Sara, my wife of twenty-five years, grew up in an emotionally abusive home. As a consequence of her troubled childhood, she became bulimic at age 12, an alcoholic at 17, suicidal at 24 and bankrupt at 25. Sara—alone, with only the ridicule of her family for company—did not give up, and through sheer determination, she found recovery from her eating disorder and her addiction to alcohol. Her reward, as she sees it, was me: the man of her dreams and her escape to a life of normalcy. Deeply in love, we courted, married, got good jobs, bought a nice house, and gave birth to a healthy son. Everything was wonderfully normal, and the darkness of Sara’s troubled past was relegated to the vague mists of history … or so we thought. Sara’s fight was far from over, and mine had just begun. I was not at all prepared for it.

Soon after Sara returned to work following her maternity leave, a melancholy fell over her. My wife was diagnosed with dysthymia, a chronic but mild depression. Over time, this diagnosis was followed by ever more serious ones, until finally she was given the psychiatric label of atypical, rapid-cycling, Type 1 bipolar disorder, or as it is more commonly known, severe manic depression. Once again, Sara had to find the determination and strength to climb out of a dark abyss. Unlike before, this time I was by her side, but I was completely ignorant of the bewildering torments of mental illness. To me at that time, mental illness was just something that affected a few strange people on the fringes of society. All-knowing doctors made them well, or if that wasn’t possible they looked after them in some nice places, and that was that. Little did I appreciate that mental illness, in one form or another, is pervasive in our society, and doctors are groping in the dark just as much as their patients. And those nice places? They aren’t very nice at all.

Without giving away too much of the story that follows, Sara twisted this way and that in the maze. Eventually, she worked her way out by taking responsibility for her own health and choosing to take a path less travelled: finding mental wellness without drugs. The first half of this book recounts Sara’s slow descent into mental illness, while the second half describes the unusual path that Sara chose to travel in order to recover her health. The true significance of my wife’s story can only be appreciated when it is understood to what depths she fell, and to what heights she has now risen.

Sara often tells her story to others struggling with their health, or their weight, and she has a growing reputation as being very inspirational. Her private blog is followed by people having trouble with depression or food issues or both, and her talks to one person or a dozen are full of emotion and hard-won advice. Whenever Sara shares her story, there are usually a lot of tears all round, because people can relate to her and her story.

Sara has often talked about writing a book about her story, but her talents do not lie in that direction. I, on the other hand, love to write. I have published several novels, some magazine articles, and many technical reports and scientific papers. To me, the blank page is not something to be feared, but rather it is something that is full of creative potential. It fell to me to write Sara’s inspirational story.

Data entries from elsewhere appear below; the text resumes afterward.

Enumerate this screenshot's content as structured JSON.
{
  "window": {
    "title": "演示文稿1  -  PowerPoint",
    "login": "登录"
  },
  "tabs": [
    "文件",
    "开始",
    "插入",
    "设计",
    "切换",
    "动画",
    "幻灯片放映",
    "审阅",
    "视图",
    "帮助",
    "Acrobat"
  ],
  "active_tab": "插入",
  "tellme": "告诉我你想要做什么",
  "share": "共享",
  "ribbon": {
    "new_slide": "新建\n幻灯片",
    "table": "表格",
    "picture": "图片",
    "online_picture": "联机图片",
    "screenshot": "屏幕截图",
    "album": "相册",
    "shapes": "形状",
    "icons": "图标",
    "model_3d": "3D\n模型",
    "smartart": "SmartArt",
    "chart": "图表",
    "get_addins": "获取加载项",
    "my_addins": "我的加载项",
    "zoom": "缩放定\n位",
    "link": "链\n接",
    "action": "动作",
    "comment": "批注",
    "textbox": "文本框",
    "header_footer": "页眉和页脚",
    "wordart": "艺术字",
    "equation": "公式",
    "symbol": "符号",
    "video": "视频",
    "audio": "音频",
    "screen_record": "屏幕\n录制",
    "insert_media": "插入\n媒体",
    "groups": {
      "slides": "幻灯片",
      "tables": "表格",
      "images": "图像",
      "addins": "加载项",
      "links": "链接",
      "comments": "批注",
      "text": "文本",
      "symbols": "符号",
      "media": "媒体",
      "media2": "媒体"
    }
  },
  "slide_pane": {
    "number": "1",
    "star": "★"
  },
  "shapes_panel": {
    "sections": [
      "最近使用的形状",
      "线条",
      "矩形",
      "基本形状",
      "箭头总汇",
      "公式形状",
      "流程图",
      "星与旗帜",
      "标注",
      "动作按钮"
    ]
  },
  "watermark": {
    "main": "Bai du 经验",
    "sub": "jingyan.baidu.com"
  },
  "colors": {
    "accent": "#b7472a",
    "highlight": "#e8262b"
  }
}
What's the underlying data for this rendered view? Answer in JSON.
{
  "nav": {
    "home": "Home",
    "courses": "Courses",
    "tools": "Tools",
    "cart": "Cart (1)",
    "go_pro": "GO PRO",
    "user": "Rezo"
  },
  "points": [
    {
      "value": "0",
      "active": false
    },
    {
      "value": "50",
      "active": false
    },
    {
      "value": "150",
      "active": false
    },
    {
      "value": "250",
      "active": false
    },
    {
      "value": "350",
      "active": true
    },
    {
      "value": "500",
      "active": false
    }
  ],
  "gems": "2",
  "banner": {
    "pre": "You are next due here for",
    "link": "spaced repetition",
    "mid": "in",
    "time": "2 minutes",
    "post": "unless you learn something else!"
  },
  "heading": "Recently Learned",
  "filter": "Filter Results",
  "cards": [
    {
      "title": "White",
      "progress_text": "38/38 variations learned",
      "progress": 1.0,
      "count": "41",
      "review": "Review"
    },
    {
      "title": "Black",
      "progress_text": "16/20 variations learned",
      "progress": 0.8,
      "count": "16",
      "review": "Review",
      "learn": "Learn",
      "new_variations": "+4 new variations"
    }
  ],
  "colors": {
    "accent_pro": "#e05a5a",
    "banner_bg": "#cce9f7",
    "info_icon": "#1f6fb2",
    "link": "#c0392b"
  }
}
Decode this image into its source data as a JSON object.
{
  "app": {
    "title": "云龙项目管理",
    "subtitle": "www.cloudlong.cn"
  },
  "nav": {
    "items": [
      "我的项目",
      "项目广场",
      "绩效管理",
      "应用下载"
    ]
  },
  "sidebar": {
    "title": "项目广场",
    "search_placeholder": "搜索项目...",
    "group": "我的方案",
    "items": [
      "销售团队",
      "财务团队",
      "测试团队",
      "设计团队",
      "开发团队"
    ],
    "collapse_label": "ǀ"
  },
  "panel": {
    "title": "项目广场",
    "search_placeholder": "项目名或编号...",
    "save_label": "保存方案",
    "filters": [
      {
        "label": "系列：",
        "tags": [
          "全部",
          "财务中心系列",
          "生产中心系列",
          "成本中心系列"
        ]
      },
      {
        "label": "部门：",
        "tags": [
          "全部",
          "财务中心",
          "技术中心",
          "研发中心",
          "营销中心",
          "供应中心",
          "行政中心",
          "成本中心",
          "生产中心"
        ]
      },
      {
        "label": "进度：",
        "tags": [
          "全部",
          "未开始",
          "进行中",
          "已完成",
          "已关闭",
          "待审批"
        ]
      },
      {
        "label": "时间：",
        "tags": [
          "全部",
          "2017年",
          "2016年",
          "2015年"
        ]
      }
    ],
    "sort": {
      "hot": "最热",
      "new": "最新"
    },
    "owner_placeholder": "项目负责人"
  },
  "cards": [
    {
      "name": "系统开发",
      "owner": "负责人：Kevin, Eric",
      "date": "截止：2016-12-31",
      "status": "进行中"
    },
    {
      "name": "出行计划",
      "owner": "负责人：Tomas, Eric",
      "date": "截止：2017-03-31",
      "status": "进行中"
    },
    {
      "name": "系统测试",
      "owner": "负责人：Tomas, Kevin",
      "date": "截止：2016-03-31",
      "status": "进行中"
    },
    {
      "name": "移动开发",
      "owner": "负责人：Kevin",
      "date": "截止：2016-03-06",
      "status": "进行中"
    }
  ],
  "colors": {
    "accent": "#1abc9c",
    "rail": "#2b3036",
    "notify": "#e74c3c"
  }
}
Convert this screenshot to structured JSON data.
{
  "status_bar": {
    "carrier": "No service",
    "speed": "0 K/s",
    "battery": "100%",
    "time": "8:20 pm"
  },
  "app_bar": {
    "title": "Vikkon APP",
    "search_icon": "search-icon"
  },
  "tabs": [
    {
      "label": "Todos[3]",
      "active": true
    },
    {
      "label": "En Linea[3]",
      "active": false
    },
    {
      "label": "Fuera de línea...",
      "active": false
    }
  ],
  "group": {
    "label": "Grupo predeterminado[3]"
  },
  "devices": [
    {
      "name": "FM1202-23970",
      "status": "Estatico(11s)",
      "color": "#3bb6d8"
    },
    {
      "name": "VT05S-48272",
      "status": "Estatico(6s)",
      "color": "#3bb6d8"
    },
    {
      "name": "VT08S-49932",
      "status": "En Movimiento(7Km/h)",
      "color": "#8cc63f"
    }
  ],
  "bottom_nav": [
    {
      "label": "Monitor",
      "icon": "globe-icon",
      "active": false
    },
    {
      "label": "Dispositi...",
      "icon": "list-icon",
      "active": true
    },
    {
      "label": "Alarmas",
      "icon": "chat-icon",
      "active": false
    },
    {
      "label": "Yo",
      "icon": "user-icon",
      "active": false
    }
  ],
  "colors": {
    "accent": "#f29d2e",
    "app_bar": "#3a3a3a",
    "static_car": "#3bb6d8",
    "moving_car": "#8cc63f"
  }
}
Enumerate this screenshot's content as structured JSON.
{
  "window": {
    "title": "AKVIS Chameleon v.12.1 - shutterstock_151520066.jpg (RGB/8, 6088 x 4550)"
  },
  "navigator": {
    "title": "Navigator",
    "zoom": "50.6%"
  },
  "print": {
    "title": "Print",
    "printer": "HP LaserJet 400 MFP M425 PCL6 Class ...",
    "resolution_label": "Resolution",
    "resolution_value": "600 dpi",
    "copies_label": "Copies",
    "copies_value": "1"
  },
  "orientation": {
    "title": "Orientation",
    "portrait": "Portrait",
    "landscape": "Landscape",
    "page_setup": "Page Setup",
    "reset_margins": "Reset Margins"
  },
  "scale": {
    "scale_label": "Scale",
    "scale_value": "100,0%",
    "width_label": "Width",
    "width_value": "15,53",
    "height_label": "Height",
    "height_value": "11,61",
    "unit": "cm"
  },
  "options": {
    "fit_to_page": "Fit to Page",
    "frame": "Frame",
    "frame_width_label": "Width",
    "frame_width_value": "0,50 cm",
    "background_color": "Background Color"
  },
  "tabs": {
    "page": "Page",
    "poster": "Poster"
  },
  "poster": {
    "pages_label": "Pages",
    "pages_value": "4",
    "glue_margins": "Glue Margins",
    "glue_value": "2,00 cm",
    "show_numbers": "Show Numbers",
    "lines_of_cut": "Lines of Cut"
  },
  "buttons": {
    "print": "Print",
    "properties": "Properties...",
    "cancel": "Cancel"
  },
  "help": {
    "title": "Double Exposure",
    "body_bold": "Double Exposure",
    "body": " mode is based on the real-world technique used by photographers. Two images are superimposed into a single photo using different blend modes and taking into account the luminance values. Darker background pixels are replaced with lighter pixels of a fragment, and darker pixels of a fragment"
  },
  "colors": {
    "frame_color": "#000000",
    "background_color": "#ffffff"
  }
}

However, at key moments in the book, I felt it important that Sara tells her story in her own words.

My wife was thrilled when I committed to write her story—or is it my story? No, it is our story. And our story began in the lobby of a movie theatre …

About the Hardys

Adam Hardy has been married to his wife, Sara, for over 25 eventful years. Their life with Sara’s severe bipolar disorder has taken them from the depths of suicide attempts to the heights of sharing their story of hope with others. After 14 years of failed pharmaceutical experimentation, Sara began a relentless drive to manage her life without drugs. This has resulted in profound, and sometimes quirky, changes to her diet, her lifestyle, and her ways of thinking about herself. Adam has been a witness to this strange journey, and he tells their story from the forgotten perspective of someone married to mental illness.